Sara Connolly, MD, FAAP, is a Board Certified Pediatrician who practices in Palm Beach County, Florida.
For years, parents have been advised to delay giving their babies and toddlers highly allergenic foods like eggs, peanuts, and tree nuts. The idea was to protect infants and babies from potential, serious allergic reactions, including anaphylaxis. Recently, however, the National Institute of Allergy and Infectious Disease said that it’s safe to give most children over six months of age highly allergenic foods, including peanuts. Bundoo Pediatrician Sara Connolly, MD, helps break down why the recommendation changed and what it means for your family.
Bundoo: Parents hear so much about food allergies and are understandably worried about introducing highly allergenic foods early. What do you say to help explain why it might be a good idea?
Dr. Sara Connolly: There is no question that food allergies are on the rise. While we are not sure exactly why, the rise in food allergies has led to formal studies that are changing the way we recommend the introduction of food. One of the interesting results is that delaying the introduction of the most common allergenic foods does not decrease the likelihood that a child will develop an allergy. In fact, it just might do the opposite. While much more scientific data is needed, the official recommendation is that after six months of age, babies can be introduced to all types of foods. There are exceptions, however, and children with a strong family history of food allergies or severe atopic dermatitis (eczema), as well as a personal history of allergy to human or cow’s milk (formula) should discuss this with their doctors before beginning solids.

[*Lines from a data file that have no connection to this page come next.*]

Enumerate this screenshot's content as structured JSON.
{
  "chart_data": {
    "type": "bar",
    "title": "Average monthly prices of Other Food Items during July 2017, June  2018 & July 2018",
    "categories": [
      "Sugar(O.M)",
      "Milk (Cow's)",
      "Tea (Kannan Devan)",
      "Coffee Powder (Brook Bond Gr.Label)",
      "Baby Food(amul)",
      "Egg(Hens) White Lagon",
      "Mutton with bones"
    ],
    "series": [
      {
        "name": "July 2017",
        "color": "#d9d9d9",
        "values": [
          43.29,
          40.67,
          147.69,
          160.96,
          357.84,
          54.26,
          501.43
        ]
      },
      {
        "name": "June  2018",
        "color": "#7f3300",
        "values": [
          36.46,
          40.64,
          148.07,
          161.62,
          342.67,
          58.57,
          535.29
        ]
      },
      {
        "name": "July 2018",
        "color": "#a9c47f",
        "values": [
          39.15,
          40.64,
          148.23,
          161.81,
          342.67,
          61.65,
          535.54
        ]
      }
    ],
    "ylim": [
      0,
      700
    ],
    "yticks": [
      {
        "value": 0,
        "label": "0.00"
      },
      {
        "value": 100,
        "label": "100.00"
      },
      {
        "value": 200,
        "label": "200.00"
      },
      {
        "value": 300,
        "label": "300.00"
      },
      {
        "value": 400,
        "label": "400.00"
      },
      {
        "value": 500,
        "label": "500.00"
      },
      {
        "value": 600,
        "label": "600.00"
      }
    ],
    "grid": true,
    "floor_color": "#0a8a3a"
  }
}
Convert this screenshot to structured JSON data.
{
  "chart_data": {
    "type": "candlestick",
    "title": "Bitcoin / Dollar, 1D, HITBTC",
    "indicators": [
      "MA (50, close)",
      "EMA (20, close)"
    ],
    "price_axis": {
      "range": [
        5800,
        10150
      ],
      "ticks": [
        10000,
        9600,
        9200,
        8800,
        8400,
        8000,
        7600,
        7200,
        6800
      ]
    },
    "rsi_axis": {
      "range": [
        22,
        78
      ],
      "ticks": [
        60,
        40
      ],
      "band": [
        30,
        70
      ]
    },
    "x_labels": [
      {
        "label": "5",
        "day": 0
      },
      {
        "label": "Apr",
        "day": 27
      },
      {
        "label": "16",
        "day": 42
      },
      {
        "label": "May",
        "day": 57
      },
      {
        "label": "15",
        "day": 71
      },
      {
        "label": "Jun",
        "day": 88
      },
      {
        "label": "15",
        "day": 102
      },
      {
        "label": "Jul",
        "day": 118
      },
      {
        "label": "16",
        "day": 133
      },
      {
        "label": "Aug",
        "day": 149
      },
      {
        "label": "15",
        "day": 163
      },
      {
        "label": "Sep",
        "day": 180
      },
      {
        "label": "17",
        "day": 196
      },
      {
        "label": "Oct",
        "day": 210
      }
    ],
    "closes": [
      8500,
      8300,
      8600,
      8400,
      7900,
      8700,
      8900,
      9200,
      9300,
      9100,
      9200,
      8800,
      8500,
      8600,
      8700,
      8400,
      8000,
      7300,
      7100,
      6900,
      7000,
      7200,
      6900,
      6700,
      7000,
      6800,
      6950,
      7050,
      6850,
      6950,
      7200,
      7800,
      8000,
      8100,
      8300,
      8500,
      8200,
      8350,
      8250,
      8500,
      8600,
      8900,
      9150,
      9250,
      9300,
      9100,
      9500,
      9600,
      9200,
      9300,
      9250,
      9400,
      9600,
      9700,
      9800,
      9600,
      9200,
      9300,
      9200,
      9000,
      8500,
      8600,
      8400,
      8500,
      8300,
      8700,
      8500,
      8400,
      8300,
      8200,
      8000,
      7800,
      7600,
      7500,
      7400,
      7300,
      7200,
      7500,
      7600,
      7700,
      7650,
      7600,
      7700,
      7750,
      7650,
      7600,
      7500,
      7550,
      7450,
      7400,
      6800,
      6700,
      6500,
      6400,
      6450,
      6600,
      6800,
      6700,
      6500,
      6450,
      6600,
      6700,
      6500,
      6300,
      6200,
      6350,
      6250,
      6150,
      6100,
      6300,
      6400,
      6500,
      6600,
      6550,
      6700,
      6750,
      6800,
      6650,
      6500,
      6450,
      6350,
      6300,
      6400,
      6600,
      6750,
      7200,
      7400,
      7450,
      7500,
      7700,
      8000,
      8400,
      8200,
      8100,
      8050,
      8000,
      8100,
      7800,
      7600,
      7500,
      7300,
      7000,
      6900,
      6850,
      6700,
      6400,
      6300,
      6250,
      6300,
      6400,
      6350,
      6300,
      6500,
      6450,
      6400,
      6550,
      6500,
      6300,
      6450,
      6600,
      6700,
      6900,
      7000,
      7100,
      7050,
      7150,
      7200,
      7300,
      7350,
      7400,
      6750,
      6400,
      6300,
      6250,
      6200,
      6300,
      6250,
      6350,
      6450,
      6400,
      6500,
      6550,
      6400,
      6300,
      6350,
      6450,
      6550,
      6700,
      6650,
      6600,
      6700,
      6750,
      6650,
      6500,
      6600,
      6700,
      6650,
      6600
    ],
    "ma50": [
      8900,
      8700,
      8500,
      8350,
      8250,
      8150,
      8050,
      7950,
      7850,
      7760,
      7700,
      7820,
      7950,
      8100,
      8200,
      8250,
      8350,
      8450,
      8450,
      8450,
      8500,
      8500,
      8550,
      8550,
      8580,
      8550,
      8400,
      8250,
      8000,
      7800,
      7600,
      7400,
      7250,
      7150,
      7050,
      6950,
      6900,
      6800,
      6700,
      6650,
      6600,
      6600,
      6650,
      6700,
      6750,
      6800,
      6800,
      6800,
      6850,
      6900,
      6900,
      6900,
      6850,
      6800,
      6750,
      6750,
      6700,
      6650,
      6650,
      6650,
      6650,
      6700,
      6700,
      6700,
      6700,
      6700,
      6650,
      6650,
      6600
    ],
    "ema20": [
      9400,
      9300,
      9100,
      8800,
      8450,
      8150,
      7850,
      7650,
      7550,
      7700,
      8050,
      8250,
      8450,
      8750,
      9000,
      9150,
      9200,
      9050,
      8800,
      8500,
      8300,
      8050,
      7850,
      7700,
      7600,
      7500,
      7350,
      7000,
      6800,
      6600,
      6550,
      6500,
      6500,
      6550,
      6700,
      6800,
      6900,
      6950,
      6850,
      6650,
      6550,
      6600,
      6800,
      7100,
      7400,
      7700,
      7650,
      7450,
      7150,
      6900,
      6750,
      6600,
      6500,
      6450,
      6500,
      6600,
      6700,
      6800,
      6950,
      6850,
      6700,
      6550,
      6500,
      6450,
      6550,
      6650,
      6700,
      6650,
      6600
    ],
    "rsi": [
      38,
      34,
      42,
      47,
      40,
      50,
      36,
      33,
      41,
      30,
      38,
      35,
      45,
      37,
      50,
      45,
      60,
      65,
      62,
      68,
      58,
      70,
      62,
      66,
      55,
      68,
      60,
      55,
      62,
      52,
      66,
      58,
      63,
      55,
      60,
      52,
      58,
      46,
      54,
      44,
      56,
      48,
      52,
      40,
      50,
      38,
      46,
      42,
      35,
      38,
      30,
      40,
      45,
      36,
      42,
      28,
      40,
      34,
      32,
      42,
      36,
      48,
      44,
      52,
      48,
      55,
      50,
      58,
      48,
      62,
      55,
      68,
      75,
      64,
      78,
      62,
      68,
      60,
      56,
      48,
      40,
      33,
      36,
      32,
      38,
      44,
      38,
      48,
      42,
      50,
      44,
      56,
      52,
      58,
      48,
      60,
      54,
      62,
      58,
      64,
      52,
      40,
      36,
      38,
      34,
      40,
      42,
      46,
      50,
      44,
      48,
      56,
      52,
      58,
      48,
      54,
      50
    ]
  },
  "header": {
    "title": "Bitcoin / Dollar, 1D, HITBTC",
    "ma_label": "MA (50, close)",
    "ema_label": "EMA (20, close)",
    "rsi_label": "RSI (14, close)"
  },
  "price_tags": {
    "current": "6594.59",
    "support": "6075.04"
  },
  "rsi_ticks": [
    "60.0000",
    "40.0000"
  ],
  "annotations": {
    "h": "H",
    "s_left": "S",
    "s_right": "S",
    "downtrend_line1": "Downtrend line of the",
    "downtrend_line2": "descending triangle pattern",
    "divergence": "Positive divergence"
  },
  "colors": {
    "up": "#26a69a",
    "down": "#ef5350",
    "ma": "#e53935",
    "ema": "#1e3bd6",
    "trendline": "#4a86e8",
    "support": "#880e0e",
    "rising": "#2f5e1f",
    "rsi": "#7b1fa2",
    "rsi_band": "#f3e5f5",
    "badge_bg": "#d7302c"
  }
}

Is there a “right” way to introduce these foods, in terms of amounts and timing?
The American Academy of Pediatrics recommends introducing solid foods beginning at age six months in most babies. When infants begin solids, they should try one new food every 3 or 4 days so that in the event of an allergic reaction, the parent will know which offending food was the problem. This is true of all foods and not just the traditionally highly allergic ones. New feeders need to start slow with very soupy, pureed foods and then progress from there to more substantial solids.
What should parents look for when introducing a new potential allergen? Are there signs and symptoms of a food allergy that parents often miss?
Parents should be aware of any immediate reaction such as hives, vomiting, and becoming pale or short of breath. These all warrant a call to the pediatrician or to 911 if the child is in distress. After a day or so, you might see a change in the stool for the worse, like diarrhea, or a diaper rash may develop. Food allergies are tricky and can develop at any time.
Are there particular foods that parents should be extra careful with, like peanuts and shellfish?
These are two common allergens, but nearly every food can cause an allergy. With peanuts, tree nuts, and shellfish, I also worry about the food as a choking hazard. Whole or parts of nuts are not acceptable for infants. Peanuts at this age should come in the form of a flavor, such as a peanut flavored rice puff — something easily dissolvable in the mouth. Shellfish may be used as a broth or soup. Again, if your infant has a family history of these allergies, you should discuss their introduction with your child’s pediatrician.
Does a family history of food allergies raise a baby’s chance of having a food allergy?
According to Food Allergy Research and Education, one in 13 children under the age of 18 has a food allergy in the United States. The risk of a food allergy is higher in kids who have parents with a food allergy, as well as asthma or other types of allergies. If you have a specific concern, it is best to discuss that food with your pediatrician or an allergist before introducing it to your infant.